Introduction: Limited data compare total body irradiation (TBI)-based versus chemotherapy-based myeloablative conditioning (MAC) in haploidentical transplants. An EBMT study showed similar major transplant outcomes, but TBI was linked to a higher risk of severe chronic GVHD in multivariable analysis.

Methods: We combined two CIBMTR datasets: one comparing myeloablative vs. reduced-intensity T-cell–replete haploidentical transplantation (PMID: 31582392), and the other evaluating optimal donor sources for African American patients with hematologic malignancies (PMID: 32649981). Both datasets included patients underwent haploidentical transplantation between 2008 and 2016. We excluded patients who received nonmyeloablative or reduced-intensity conditioning, and those received umbilical cord grafts. All patients received post-transplant cyclophosphamide, a calcineurin inhibitor, and mycophenolate mofetil for GVHD prophylaxis. Patients received ≥12 Gy TBI were classified as TBI-based MAC; all others receiving MAC were classified as chemotherapy-based (CT)-MAC. We calculated the cumulative incidence (CI) of relapse, non-relapse mortality (NRM), and grade II–IV acute GVHD up to 40 months post-transplant. CI of relapse was estimated using death as a competing risk, and CI of NRM was calculated using relapse as a competing risk. CI of acute and chronic GVHD was calculated using death as the competing risk.

Both groups were matched on key confounders using inverse probability of treatment weighting (IPTW), including age, sex, KPS (>90 vs. ≤90), disease type (AML vs. ALL), disease risk (low, intermediate, high/very high), disease status at transplant (CR vs. refractory), transplant year (2008–2013 vs. 2013–2016), donor CMV status, HCT-CI (0, 1, 2, ≥3), and graft source (peripheral blood vs. bone marrow). All analyses were performed in R version 4.4.0.

Results: A total of 629 patients were included. The median age was 45 years (range 18–70). Of these, 353 (56%) received TBI-based MAC and 276 (44%) received CT-based MAC. A total of 319 patients (52%) had a KPS ≥90, and 329 (52%) were male.
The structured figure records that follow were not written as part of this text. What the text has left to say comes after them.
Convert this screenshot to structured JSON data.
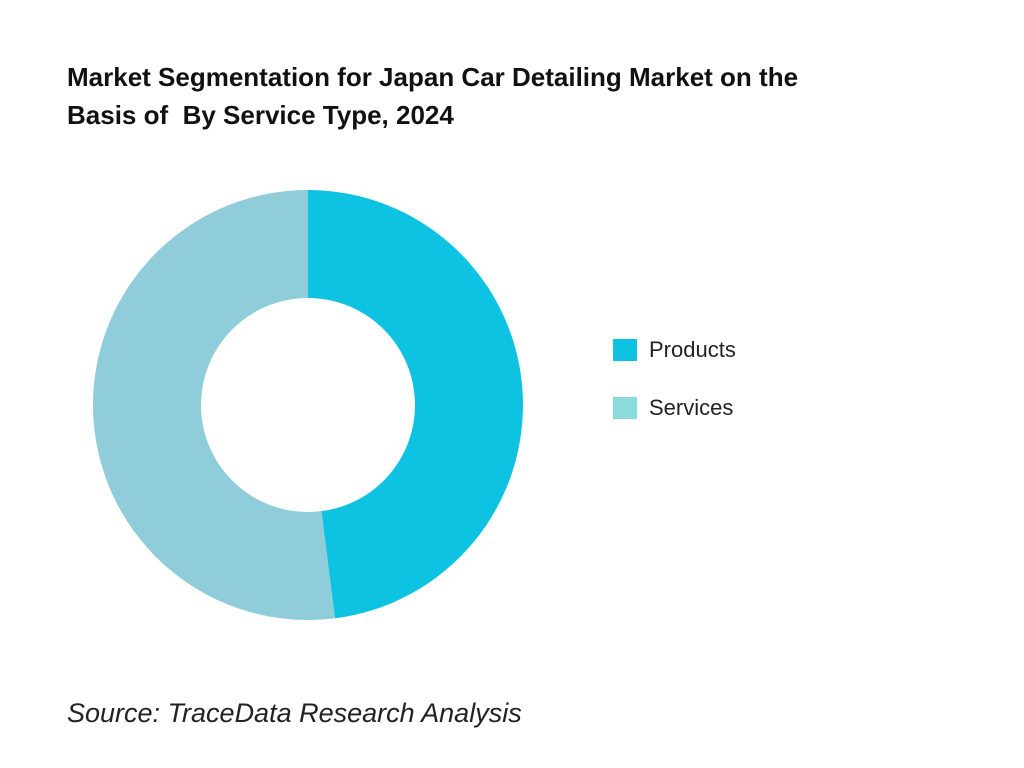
{
  "chart_data": {
    "type": "pie",
    "variant": "donut",
    "title": "Market Segmentation for Japan Car Detailing Market on the Basis of  By Service Type, 2024",
    "title_lines": [
      "Market Segmentation for Japan Car Detailing Market on the",
      "Basis of  By Service Type, 2024"
    ],
    "categories": [
      "Products",
      "Services"
    ],
    "values": [
      48,
      52
    ],
    "colors": [
      "#0DC3E1",
      "#8ECDD9"
    ],
    "legend_colors": [
      "#0DC3E1",
      "#8ADCDB"
    ],
    "legend_position": "right",
    "legend": [
      {
        "label": "Products",
        "color": "#0DC3E1"
      },
      {
        "label": "Services",
        "color": "#8ADCDB"
      }
    ]
  },
  "source": "Source: TraceData Research Analysis"
}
Compared to the CT-based group, patients received TBI-based MAC were more likely to receive peripheral blood grafts (76% vs. 58%, P<0.01), have acute lymphoblastic leukemia (43% vs. 13%, P<0.01), and received transplant between 2013–2016 (89% vs. 77%, P<0.01). There were no significant differences between groups in disease risk, KPS, HCT-CI score, or disease status at transplant. Median follow-up was 24.6 months (95% CI, 24.3–25.1) overall, 24.4 months (95% CI, 24.1–25.0) in the TBI group, and 24.7 months (95% CI, 24.3–34.0) in the CT group.

The CI of relapse was 38% in the TBI group versus 33% in the CT group (P=0.73). NRM was 19% for TBI versus 24% for CT (P=0.13). The incidence of grade II–IV acute GVHD and chronic GVHD were significantly higher in the TBI group VS CT group (36% vs. 21%, P<0.01 and 34% VS 25%, P value=0.03 respectively).

After propensity score matching using IPTW, there was no significant difference in overall survival (OS) or relapse-free survival (RFS) between the TBI and CT groups. Median OS was not reached (NR) for the TBI group (95% CI, 23.3–NR) and 27.8 months for the CT group (95% CI, 17.4–60.0; P=0.15). Median RFS was NR for both groups, with 95% CI of 29.9–NR for TBI and 43.5–NR for CT (P=0.7). Subgroup analyses by disease risk (high/very high) and disease type (AML vs. ALL) also showed no differences in OS or RFS. Similarly, there were no significant differences in GVHD outcomes after matching. Median time to grade II–IV acute GVHD was 33.5 months (95% CI, 15.6–NR) in the TBI group versus 31.5 months (95% CI, 16.4–NR) in the CT group (Weighted P value=0.36). Median time to chronic GVHD was 15.8 months (95% CI, 9.87–NR) in the TBI group versus NR (95% CI, 10.5–NR) in the CT group (Weighted P value=0.95).

Conclusion: In this combined CIBMTR analysis of patients undergoing T-cell–replete haploidentical transplantation, there were no significant differences in OS, RFS, or NRM between TBI-based and chemotherapy-based MAC. TBI-based MAC was associated with a higher incidence of grade II–IV acute GVHD and chronic GVHD. The observed increase in acute and chronic GVHD with TBI may be partially driven by a higher use of peripheral blood grafts in this group. Overall, both conditioning strategies appear to offer comparable long-term outcomes, with graft source and GVHD risk requiring careful consideration in regimen selection.